Who would these birds choose as a third-party candidate if the time for idle threats passes and Trump wins the nomination? Nobody with a future in the Republican Party would dare run against the GOP nominee and risk bearing the burden of whatever godless socialistic madness gripped the country during a Clinton or Sanders administration. Maybe some conservative movement figure who is not currently in office or planning to run for anything else could step up, like, say, the Heritage Foundation’s Jim DeMint. Carly Fiorina has some time on her hands. Or perhaps if all else fails Erickson could carry the torch. He strikes me as the sort of guy who wouldn’t mind seeing his name on a bumper sticker, and after all, he has three and a half years of government experience as a member of the Macon, Georgia, City Council!
But Erickson has also dropped a hint about this cabal’s thinking that potentially makes it more serious — and even ominous — than one might originally imagine. Here’s a report from the Atlanta Journal-Constitution’s Jim Galloway on possible strategies:
November turnout by Republican voters is the main worry. The idea would be to put a stalwart Republican up as a third-party candidate, in order to give non-Trump Republicans a reason to go to the polls.
Two routes beckon: Establishment of a new party, and going through the process of getting on the ballot in several states (getting on all would be near-impossible); or reaching an agreement with an existing party that already has ballot access. The Constitution Party, for instance.
That would be the theocratic wacko-bird party founded by the late Howard Phillips. But I digress:
Erickson said that, even if the effort focused on a single state – Texas perhaps – that might be enough to deprive Hillary Clinton of an electoral college majority. The president would then be chosen by the U.S. House, which presumably would remain in Republican hands.
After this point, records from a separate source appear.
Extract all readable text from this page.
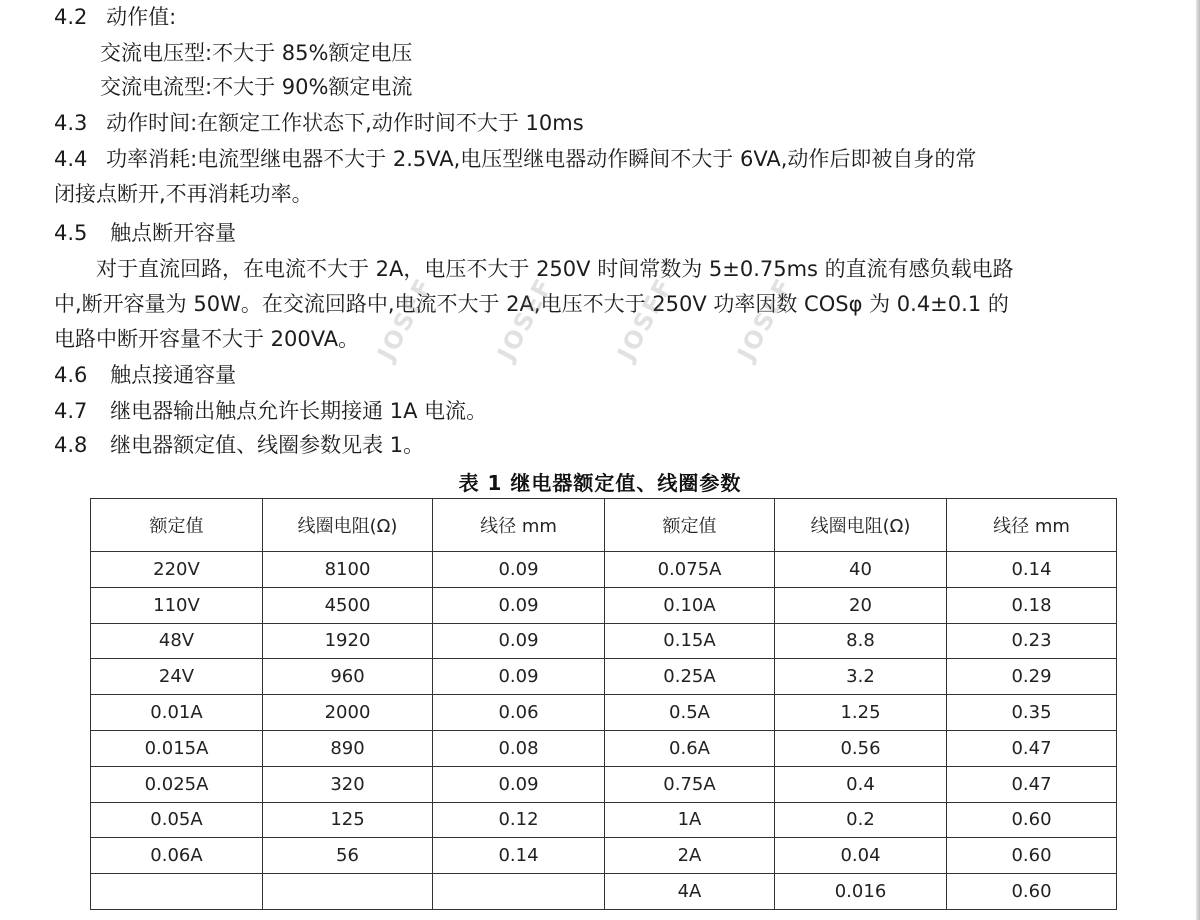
4.2 动作值:
交流电压型:不大于 85%额定电压
交流电流型:不大于 90%额定电流
4.3 动作时间:在额定工作状态下,动作时间不大于 10ms
4.4 功率消耗:电流型继电器不大于 2.5VA,电压型继电器动作瞬间不大于 6VA,动作后即被自身的常
闭接点断开,不再消耗功率。
4.5 触点断开容量
对于直流回路，在电流不大于 2A，电压不大于 250V 时间常数为 5±0.75ms 的直流有感负载电路
中,断开容量为 50W。在交流回路中,电流不大于 2A,电压不大于 250V 功率因数 COSφ 为 0.4±0.1 的
电路中断开容量不大于 200VA。
4.6 触点接通容量
4.7 继电器输出触点允许长期接通 1A 电流。
4.8 继电器额定值、线圈参数见表 1。
JOSEF JOSEF JOSEF JOSEF
表 1 继电器额定值、线圈参数
额定值	线圈电阻(Ω)	线径 mm	额定值	线圈电阻(Ω)	线径 mm
220V	8100	0.09	0.075A	40	0.14
110V	4500	0.09	0.10A	20	0.18
48V	1920	0.09	0.15A	8.8	0.23
24V	960	0.09	0.25A	3.2	0.29
0.01A	2000	0.06	0.5A	1.25	0.35
0.015A	890	0.08	0.6A	0.56	0.47
0.025A	320	0.09	0.75A	0.4	0.47
0.05A	125	0.12	1A	0.2	0.60
0.06A	56	0.14	2A	0.04	0.60
			4A	0.016	0.60
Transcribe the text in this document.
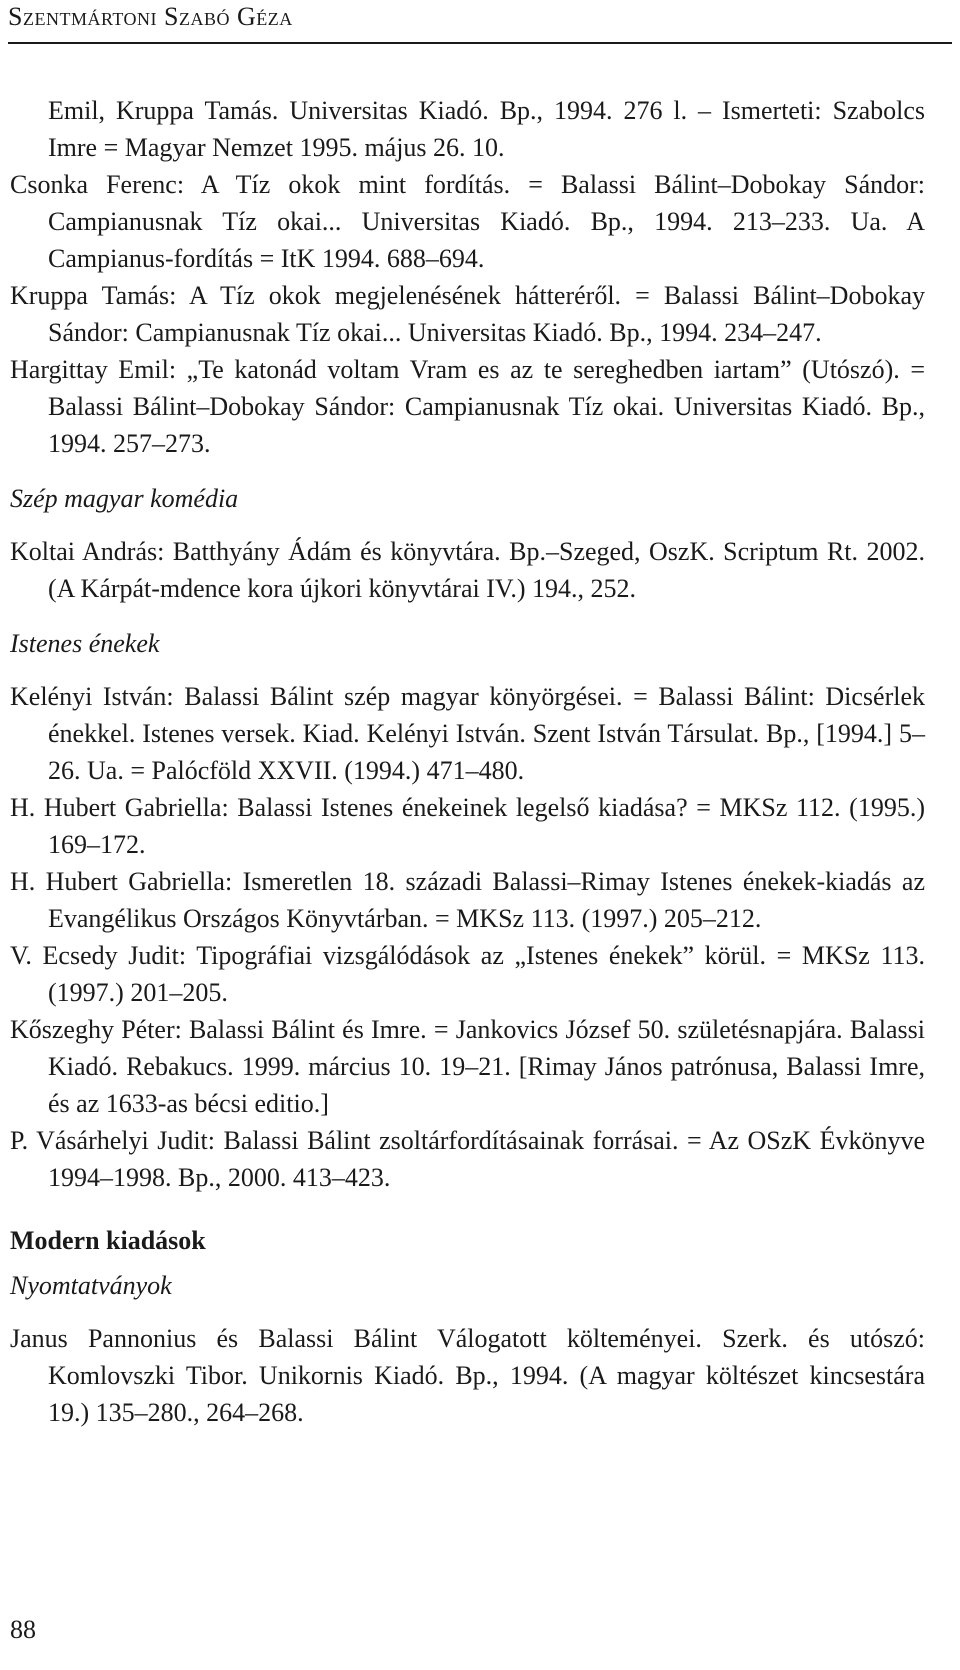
Szentmártoni Szabó Géza

Emil, Kruppa Tamás. Universitas Kiadó. Bp., 1994. 276 l. – Ismerteti: Szabolcs Imre = Magyar Nemzet 1995. május 26. 10.

Csonka Ferenc: A Tíz okok mint fordítás. = Balassi Bálint–Dobokay Sándor: Campianusnak Tíz okai... Universitas Kiadó. Bp., 1994. 213–233. Ua. A Campianus-fordítás = ItK 1994. 688–694.

Kruppa Tamás: A Tíz okok megjelenésének hátteréről. = Balassi Bálint–Dobokay Sándor: Campianusnak Tíz okai... Universitas Kiadó. Bp., 1994. 234–247.

Hargittay Emil: „Te katonád voltam Vram es az te sereghedben iartam” (Utószó). = Balassi Bálint–Dobokay Sándor: Campianusnak Tíz okai. Universitas Kiadó. Bp., 1994. 257–273.

Szép magyar komédia

Koltai András: Batthyány Ádám és könyvtára. Bp.–Szeged, OszK. Scriptum Rt. 2002. (A Kárpát-mdence kora újkori könyvtárai IV.) 194., 252.

Istenes énekek

Kelényi István: Balassi Bálint szép magyar könyörgései. = Balassi Bálint: Dicsérlek énekkel. Istenes versek. Kiad. Kelényi István. Szent István Társulat. Bp., [1994.] 5–26. Ua. = Palócföld XXVII. (1994.) 471–480.

H. Hubert Gabriella: Balassi Istenes énekeinek legelső kiadása? = MKSz 112. (1995.) 169–172.

H. Hubert Gabriella: Ismeretlen 18. századi Balassi–Rimay Istenes énekek-kiadás az Evangélikus Országos Könyvtárban. = MKSz 113. (1997.) 205–212.

V. Ecsedy Judit: Tipográfiai vizsgálódások az „Istenes énekek” körül. = MKSz 113. (1997.) 201–205.

Kőszeghy Péter: Balassi Bálint és Imre. = Jankovics József 50. születésnapjára. Balassi Kiadó. Rebakucs. 1999. március 10. 19–21. [Rimay János patrónusa, Balassi Imre, és az 1633-as bécsi editio.]

P. Vásárhelyi Judit: Balassi Bálint zsoltárfordításainak forrásai. = Az OSzK Évkönyve 1994–1998. Bp., 2000. 413–423.

Modern kiadások
Nyomtatványok

Janus Pannonius és Balassi Bálint Válogatott költeményei. Szerk. és utószó: Komlovszki Tibor. Unikornis Kiadó. Bp., 1994. (A magyar költészet kincsestára 19.) 135–280., 264–268.

88
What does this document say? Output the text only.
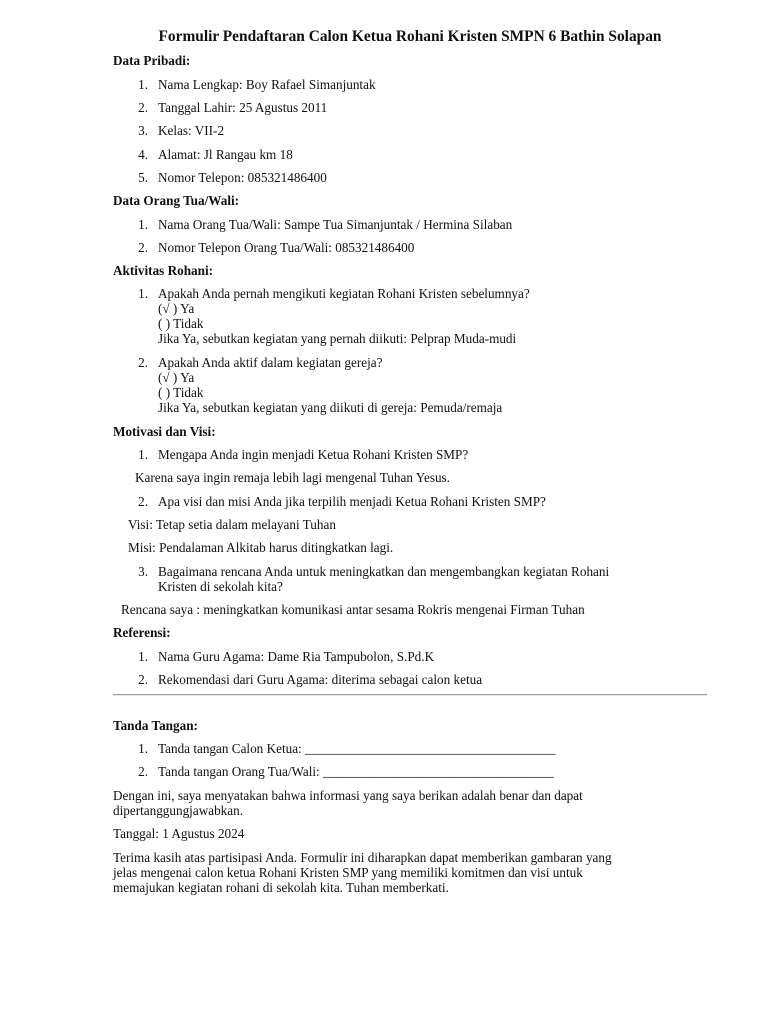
Formulir Pendaftaran Calon Ketua Rohani Kristen SMPN 6 Bathin Solapan
Data Pribadi:
1. Nama Lengkap: Boy Rafael Simanjuntak
2. Tanggal Lahir: 25 Agustus 2011
3. Kelas: VII-2
4. Alamat: Jl Rangau km 18
5. Nomor Telepon: 085321486400
Data Orang Tua/Wali:
1. Nama Orang Tua/Wali: Sampe Tua Simanjuntak / Hermina Silaban
2. Nomor Telepon Orang Tua/Wali: 085321486400
Aktivitas Rohani:
1. Apakah Anda pernah mengikuti kegiatan Rohani Kristen sebelumnya?
(√ ) Ya
( ) Tidak
Jika Ya, sebutkan kegiatan yang pernah diikuti: Pelprap Muda-mudi
2. Apakah Anda aktif dalam kegiatan gereja?
(√ ) Ya
( ) Tidak
Jika Ya, sebutkan kegiatan yang diikuti di gereja: Pemuda/remaja
Motivasi dan Visi:
1. Mengapa Anda ingin menjadi Ketua Rohani Kristen SMP?
Karena saya ingin remaja lebih lagi mengenal Tuhan Yesus.
2. Apa visi dan misi Anda jika terpilih menjadi Ketua Rohani Kristen SMP?
Visi: Tetap setia dalam melayani Tuhan
Misi: Pendalaman Alkitab harus ditingkatkan lagi.
3. Bagaimana rencana Anda untuk meningkatkan dan mengembangkan kegiatan Rohani
Kristen di sekolah kita?
Rencana saya : meningkatkan komunikasi antar sesama Rokris mengenai Firman Tuhan
Referensi:
1. Nama Guru Agama: Dame Ria Tampubolon, S.Pd.K
2. Rekomendasi dari Guru Agama: diterima sebagai calon ketua
Tanda Tangan:
1. Tanda tangan Calon Ketua: ______________________________________
2. Tanda tangan Orang Tua/Wali: ___________________________________
Dengan ini, saya menyatakan bahwa informasi yang saya berikan adalah benar dan dapat
dipertanggungjawabkan.
Tanggal: 1 Agustus 2024
Terima kasih atas partisipasi Anda. Formulir ini diharapkan dapat memberikan gambaran yang
jelas mengenai calon ketua Rohani Kristen SMP yang memiliki komitmen dan visi untuk
memajukan kegiatan rohani di sekolah kita. Tuhan memberkati.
In case you’ve forgotten your distant U.S. history, under the 12th Amendment to the Constitution if no candidate wins a majority of the presidential electors, then the U.S. House, with each delegation having one vote, can elect a president from the top-three electoral-vote winners. That would presumably be Clinton (or Sanders), Trump, and then whomever the cabal members are supporting. With or without the kind of “corrupt bargain” that elevated John Quincy Adams to the presidency over Andrew Jackson in 1924, anything could theoretically happen.
I guess the possibility of a “contested convention” just isn’t enough craziness for one election cycle, is it?